Example using a custom metric expression: This example uses a CTE expression to define a custom metric named avg_order_span, which calculates the average difference between the first and last order years. The check validates that the calculated average falls within a defined range.

- avg_order_span between 5 and 10:
    avg_order_span expression: AVG(last_order_year - first_order_year)
    attributes:
      category: Accuracy
      title: Validate average order span falls between 5 and 10 years
Field Value / Example
Custom metric avg_order_span
Comparison symbol or phrase between
Threshold 5 and 10
Expression key avg_order_span expression
Expression value AVG(last_order_year - first_order_year)

Example using a custom metric defined by SQL query: Instead of defining a CTE expression, you can use a SQL query to create the metric. The following example defines a custom metric named product_stock, which counts the difference between safety_stock_level and days_to_manufacture. The check ensures that the resulting metric is greater than or equal to 50.

- product_stock >= 50:
    product_stock query: |
      SELECT COUNT(safety_stock_level - days_to_manufacture)
      FROM dim_product
    attributes:
      category: Completeness
      title: Validate minimum product stock availability threshold
Field Value / Example
Custom metric product_stock
Comparison symbol or phrase >=
Threshold 50
Query key product_stock query
Query value SELECT COUNT(safety_stock_level - days_to_manufacture) FROM dim_product

Example of a user-defined check for data validity: This example defines a custom metric that calculates the ratio of valid email addresses in a dataset.

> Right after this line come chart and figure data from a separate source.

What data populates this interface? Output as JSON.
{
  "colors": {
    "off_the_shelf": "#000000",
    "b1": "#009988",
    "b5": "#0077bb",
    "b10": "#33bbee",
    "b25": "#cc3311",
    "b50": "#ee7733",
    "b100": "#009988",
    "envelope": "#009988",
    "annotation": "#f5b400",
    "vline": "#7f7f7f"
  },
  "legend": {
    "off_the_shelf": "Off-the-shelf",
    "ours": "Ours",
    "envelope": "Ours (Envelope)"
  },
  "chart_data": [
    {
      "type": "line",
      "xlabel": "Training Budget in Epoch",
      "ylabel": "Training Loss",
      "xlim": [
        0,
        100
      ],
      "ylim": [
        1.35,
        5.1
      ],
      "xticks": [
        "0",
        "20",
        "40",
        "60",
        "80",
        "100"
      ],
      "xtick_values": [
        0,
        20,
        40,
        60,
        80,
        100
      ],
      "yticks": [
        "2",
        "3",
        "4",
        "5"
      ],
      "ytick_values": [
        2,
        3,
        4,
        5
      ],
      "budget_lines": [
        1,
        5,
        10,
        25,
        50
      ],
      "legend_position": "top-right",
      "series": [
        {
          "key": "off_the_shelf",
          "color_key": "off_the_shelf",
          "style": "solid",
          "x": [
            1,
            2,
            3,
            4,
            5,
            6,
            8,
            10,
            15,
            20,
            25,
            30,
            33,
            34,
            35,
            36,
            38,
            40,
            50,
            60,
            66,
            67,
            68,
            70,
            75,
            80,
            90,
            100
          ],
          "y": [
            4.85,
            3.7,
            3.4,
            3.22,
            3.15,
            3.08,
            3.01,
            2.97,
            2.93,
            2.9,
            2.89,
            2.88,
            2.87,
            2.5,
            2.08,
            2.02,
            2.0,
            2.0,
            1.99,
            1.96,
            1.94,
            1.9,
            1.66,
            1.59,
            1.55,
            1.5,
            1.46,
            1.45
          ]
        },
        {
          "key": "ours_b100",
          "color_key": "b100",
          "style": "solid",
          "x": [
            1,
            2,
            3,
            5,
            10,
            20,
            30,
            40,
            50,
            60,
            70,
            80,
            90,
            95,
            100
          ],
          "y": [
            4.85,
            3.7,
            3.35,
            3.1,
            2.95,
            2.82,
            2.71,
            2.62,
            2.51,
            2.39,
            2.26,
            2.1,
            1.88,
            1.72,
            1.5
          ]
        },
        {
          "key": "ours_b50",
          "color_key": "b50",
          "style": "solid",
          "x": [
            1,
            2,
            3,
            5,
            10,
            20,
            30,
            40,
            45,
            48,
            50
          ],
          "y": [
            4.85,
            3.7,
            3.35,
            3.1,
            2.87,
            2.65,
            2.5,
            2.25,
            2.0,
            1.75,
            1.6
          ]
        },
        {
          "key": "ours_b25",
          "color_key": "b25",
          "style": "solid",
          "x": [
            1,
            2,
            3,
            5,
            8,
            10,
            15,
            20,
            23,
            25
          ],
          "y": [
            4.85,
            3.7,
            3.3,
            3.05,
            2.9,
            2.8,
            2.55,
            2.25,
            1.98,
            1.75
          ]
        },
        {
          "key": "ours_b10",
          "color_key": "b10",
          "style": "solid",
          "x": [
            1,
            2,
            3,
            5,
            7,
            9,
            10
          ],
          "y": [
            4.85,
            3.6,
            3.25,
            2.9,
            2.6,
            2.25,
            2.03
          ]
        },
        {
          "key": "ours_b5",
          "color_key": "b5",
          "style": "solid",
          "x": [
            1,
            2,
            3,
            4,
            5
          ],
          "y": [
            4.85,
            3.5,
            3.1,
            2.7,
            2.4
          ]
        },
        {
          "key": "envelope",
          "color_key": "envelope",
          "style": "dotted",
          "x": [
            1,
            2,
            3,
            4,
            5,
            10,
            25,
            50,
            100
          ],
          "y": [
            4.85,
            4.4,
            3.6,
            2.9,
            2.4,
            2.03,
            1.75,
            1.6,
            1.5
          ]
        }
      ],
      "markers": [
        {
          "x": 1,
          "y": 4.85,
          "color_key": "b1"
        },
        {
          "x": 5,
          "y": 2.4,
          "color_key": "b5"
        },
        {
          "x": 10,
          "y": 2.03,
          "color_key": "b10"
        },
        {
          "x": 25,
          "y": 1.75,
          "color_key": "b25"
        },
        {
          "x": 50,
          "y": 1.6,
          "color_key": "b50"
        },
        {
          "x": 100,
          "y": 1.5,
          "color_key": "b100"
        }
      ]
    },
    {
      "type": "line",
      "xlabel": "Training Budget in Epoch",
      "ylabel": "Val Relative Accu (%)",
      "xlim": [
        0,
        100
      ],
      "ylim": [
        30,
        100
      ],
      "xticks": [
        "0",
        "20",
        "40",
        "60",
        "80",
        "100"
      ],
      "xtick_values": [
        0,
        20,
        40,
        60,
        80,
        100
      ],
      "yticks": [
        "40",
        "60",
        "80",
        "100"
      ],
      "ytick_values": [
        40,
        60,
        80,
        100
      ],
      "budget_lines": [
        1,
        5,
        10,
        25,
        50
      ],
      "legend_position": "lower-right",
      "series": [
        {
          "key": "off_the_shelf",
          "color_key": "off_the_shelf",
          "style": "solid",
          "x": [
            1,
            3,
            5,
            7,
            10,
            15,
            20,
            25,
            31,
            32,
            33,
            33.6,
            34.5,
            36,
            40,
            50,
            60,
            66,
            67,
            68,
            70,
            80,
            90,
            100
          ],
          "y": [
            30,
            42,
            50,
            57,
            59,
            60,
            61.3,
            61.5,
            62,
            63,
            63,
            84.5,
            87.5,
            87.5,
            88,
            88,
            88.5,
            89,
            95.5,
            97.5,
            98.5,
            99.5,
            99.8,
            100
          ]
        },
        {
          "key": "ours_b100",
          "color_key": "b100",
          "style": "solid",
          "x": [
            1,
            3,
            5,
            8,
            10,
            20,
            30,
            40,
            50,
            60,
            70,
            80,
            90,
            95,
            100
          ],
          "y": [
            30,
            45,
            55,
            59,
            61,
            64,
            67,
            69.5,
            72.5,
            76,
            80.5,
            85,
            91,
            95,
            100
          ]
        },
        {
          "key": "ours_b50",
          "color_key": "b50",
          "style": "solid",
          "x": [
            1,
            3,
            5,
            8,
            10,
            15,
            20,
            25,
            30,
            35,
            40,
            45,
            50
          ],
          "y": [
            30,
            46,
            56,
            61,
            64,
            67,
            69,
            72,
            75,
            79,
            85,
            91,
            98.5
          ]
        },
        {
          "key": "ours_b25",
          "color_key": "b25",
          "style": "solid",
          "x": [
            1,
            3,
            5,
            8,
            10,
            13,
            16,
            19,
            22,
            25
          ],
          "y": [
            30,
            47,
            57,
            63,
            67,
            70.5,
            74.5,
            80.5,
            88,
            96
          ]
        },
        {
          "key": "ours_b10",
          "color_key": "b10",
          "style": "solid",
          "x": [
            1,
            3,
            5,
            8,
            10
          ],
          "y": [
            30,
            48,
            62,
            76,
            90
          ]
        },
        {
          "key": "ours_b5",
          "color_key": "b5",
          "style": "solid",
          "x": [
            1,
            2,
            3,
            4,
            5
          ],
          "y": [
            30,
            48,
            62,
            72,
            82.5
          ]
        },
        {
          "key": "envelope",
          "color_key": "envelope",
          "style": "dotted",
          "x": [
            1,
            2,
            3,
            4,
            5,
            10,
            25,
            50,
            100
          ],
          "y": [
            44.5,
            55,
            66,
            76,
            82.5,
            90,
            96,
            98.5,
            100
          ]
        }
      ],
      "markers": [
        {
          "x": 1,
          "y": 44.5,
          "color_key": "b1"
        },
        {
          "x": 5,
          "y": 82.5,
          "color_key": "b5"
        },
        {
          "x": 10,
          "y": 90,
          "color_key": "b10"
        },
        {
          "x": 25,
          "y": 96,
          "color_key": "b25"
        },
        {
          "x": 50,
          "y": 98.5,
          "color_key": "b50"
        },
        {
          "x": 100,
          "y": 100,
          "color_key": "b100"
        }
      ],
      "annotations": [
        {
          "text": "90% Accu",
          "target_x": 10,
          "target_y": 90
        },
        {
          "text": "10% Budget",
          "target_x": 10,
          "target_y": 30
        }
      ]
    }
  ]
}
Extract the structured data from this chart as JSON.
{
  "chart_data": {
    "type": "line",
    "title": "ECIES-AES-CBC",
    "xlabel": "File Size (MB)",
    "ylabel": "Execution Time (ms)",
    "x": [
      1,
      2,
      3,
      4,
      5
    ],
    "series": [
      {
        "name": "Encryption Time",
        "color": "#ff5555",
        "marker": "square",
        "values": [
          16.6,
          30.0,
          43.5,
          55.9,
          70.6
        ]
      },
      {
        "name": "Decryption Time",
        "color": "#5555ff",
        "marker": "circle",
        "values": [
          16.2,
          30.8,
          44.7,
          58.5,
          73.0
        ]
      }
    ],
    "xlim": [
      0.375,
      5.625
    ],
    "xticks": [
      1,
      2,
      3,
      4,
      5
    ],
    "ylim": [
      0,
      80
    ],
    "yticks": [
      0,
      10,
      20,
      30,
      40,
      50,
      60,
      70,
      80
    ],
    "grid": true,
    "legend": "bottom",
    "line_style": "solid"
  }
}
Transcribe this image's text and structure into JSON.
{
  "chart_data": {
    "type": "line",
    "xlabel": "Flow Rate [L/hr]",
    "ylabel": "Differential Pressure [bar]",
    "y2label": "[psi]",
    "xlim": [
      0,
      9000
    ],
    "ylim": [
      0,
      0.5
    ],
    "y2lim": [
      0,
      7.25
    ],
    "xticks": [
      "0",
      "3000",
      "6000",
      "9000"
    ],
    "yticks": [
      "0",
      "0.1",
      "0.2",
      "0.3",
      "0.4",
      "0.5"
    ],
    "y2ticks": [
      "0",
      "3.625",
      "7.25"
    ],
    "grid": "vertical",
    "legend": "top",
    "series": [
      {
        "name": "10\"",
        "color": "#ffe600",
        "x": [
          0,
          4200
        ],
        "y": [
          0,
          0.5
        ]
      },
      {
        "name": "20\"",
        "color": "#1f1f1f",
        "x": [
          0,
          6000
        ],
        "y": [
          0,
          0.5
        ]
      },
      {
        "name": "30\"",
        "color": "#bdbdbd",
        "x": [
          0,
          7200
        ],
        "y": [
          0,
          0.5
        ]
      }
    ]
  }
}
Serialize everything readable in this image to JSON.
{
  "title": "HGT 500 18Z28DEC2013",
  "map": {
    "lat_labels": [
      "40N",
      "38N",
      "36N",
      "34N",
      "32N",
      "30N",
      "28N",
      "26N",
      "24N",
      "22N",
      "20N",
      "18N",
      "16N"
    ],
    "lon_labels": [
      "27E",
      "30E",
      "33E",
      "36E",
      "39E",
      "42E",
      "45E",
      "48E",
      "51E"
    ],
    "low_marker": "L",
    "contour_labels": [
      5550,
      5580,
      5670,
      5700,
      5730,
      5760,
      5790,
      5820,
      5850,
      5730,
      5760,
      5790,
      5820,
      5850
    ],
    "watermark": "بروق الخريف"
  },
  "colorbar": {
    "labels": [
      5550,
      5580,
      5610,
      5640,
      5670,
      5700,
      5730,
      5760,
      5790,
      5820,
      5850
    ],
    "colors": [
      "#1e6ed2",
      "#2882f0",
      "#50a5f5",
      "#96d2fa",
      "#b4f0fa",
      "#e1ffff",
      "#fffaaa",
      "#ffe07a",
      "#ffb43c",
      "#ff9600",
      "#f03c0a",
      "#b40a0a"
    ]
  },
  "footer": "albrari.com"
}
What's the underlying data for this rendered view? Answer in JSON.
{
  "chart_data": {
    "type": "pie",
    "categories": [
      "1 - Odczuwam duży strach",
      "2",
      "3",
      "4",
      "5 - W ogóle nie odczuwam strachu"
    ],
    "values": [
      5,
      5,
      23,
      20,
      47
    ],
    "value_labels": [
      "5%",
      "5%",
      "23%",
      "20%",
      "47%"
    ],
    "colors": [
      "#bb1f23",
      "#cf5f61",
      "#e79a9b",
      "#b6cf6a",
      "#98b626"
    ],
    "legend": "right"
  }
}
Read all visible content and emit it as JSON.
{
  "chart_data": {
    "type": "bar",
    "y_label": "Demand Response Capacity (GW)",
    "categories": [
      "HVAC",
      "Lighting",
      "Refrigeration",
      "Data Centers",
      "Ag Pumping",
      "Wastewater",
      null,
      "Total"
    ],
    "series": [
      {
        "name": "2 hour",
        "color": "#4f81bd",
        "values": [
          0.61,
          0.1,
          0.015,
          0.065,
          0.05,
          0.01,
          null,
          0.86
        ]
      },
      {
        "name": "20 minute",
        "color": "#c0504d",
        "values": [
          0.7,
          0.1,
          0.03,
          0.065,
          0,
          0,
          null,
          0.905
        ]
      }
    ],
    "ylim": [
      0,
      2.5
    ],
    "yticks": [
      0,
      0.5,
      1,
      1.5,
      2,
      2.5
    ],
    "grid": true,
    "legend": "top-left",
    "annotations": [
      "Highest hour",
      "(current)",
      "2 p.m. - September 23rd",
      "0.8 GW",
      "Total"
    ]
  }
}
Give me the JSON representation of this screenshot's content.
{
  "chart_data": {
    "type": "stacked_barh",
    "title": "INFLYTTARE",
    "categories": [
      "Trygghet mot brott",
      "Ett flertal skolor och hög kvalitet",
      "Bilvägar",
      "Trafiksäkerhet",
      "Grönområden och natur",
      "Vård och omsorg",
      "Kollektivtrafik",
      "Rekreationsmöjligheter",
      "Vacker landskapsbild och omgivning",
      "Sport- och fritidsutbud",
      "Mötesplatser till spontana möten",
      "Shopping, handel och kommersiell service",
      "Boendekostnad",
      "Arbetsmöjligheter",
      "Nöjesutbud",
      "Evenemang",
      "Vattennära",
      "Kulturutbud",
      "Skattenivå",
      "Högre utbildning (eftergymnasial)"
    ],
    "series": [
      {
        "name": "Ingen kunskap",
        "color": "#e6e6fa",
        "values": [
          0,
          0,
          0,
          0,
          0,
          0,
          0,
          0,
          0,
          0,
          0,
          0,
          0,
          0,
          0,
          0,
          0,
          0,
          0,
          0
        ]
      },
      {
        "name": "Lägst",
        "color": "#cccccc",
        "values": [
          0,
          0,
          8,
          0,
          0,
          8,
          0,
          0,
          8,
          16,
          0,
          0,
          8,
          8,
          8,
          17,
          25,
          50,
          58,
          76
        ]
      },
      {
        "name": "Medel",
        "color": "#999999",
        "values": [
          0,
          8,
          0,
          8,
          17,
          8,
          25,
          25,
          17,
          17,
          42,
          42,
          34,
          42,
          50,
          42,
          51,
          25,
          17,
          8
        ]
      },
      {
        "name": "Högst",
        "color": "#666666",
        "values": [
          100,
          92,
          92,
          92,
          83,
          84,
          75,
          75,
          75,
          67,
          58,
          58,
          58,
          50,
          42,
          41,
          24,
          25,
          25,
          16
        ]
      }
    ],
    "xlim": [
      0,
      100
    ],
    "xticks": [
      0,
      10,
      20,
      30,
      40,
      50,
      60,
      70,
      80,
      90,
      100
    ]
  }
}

The check ensures that at least 95% of email entries match a standard email pattern, maintaining data validity.

- valid_email_ratio >= 0.95:
    valid_email_ratio expression: |
      SUM(CASE WHEN email_address ~* '^[A-Za-z0-9._%+-]+@[A-Za-z0-9.-]+\.[A-Za-z]{2,}$' THEN 1 ELSE 0 END) / COUNT(*)
    attributes:
      category: Validity
      title: Ensure at least 95% of email addresses are valid
Field Value / Example
Custom metric valid_email_ratio
Comparison symbol or phrase >=
Threshold 0.95
Expression key valid_email_ratio expression
Expression value SUM(CASE WHEN email_address ~* '^[A-Za-z0-9._%+-]+@[A-Za-z0-9.-]+\.[A-Za-z]{2,}$' THEN 1 ELSE 0 END) / COUNT(*)

Best practices:

  • Always use descriptive metric names without spaces (e.g., avg_order_span, valid_email_ratio).
  • Assign an appropriate category under attributes for easier tracking and reporting.
  • Keep SQL expressions optimized for performance, especially when scanning large datasets.
  • Use custom metrics for scenarios not covered by built-in Soda checks, such as domain-specific calculations or complex data validation logic.